DolphinGemma’s predictive power integrated into CHAT helps supercharge the system. It can potentially allow dolphins to communicate with humans. For example, the dolphins can request items, and researchers can respond accordingly, creating a rudimentary form of two-way communication. By refining this technology, scientists may one day engage in meaningful exchanges with dolphins based on their natural language structures.

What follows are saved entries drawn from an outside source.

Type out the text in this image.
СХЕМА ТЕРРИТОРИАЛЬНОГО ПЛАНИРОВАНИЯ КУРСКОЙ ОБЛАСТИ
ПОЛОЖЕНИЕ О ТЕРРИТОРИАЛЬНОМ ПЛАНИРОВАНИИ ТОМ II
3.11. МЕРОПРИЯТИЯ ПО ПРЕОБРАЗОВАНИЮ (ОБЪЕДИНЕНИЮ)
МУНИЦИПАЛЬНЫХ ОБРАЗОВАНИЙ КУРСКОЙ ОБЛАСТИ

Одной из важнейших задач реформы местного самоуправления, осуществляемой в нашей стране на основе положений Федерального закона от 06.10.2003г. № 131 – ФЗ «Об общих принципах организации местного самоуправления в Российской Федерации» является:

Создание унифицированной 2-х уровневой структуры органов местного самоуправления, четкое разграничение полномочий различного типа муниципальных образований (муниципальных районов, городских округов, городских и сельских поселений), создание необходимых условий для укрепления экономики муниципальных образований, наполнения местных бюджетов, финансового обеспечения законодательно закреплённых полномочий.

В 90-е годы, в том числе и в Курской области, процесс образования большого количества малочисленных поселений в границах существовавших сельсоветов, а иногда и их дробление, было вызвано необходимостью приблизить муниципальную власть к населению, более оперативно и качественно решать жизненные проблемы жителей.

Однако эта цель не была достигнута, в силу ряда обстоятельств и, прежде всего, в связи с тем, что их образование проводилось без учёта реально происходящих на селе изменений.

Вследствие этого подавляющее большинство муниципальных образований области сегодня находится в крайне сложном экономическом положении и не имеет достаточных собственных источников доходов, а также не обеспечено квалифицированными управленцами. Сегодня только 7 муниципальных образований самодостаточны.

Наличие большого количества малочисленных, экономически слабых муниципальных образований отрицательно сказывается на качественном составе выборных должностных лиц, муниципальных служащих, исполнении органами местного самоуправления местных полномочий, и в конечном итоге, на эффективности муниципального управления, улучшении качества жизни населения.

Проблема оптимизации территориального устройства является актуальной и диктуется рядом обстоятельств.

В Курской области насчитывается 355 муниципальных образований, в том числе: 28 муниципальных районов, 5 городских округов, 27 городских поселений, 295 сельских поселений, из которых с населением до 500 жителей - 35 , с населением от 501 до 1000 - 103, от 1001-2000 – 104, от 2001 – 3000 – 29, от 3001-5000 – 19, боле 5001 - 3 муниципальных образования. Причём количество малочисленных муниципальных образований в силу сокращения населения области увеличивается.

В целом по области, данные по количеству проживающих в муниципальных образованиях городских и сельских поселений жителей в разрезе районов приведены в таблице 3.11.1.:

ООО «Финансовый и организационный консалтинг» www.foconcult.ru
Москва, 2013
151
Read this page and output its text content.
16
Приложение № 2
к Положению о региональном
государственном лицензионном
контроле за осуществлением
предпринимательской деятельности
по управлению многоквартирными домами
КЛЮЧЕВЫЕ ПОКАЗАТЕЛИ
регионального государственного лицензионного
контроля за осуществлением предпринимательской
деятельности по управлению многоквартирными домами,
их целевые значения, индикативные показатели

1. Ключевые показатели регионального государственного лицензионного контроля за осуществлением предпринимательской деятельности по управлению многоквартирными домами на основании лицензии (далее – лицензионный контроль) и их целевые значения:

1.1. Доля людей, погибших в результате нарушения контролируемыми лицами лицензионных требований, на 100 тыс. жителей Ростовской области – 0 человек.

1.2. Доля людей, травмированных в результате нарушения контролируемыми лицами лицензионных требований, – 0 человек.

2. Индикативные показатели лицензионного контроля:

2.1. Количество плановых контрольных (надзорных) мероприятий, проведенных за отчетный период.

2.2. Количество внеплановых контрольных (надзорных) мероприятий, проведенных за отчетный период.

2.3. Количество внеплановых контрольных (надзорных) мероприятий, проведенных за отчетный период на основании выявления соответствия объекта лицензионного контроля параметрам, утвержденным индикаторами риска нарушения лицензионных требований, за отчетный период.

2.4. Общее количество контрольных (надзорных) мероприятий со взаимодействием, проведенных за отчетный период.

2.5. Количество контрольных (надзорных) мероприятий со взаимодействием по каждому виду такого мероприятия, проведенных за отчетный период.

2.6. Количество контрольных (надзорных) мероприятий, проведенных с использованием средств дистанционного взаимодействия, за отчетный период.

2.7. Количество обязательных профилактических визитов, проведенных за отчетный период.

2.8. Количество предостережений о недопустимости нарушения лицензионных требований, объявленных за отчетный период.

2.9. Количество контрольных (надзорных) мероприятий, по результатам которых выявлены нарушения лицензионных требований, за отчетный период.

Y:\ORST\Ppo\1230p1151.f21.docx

Google plans on releasing DolphinGemma as an open model, allowing researchers from around the globe to use and adapt the model to study dolphins and other species. Some fine-tuning will be needed to set up the model for different species’ vocalizations.
“Recognizing the value of collaboration in scientific discovery, we’re planning to share DolphinGemma as an open model this summer. While trained on Atlantic spotted dolphin sounds, we anticipate its potential utility for researchers studying other cetacean species, like bottlenose or spinner dolphins. Fine-tuning may be required for different species' vocalizations, and the open nature of the model facilitates this adaptation.”
Widely considered one of the most intelligent creatures in the wild, dolphins may have a far more complex system of communication than we have ever understood. If scientists uncover highly sophisticated vocal patterns, it could reshape how we view their intelligence and interactions.
AI has been instrumental in helping protect marine animals. Researchers from Rutgers University developed an AI-powered tool to predict whale habitat and movement, guiding ships across the Atlantic to avoid them. As AI continues to become more sophisticated, we can expect it to play an even greater role in advancing ocean research and protecting marine life.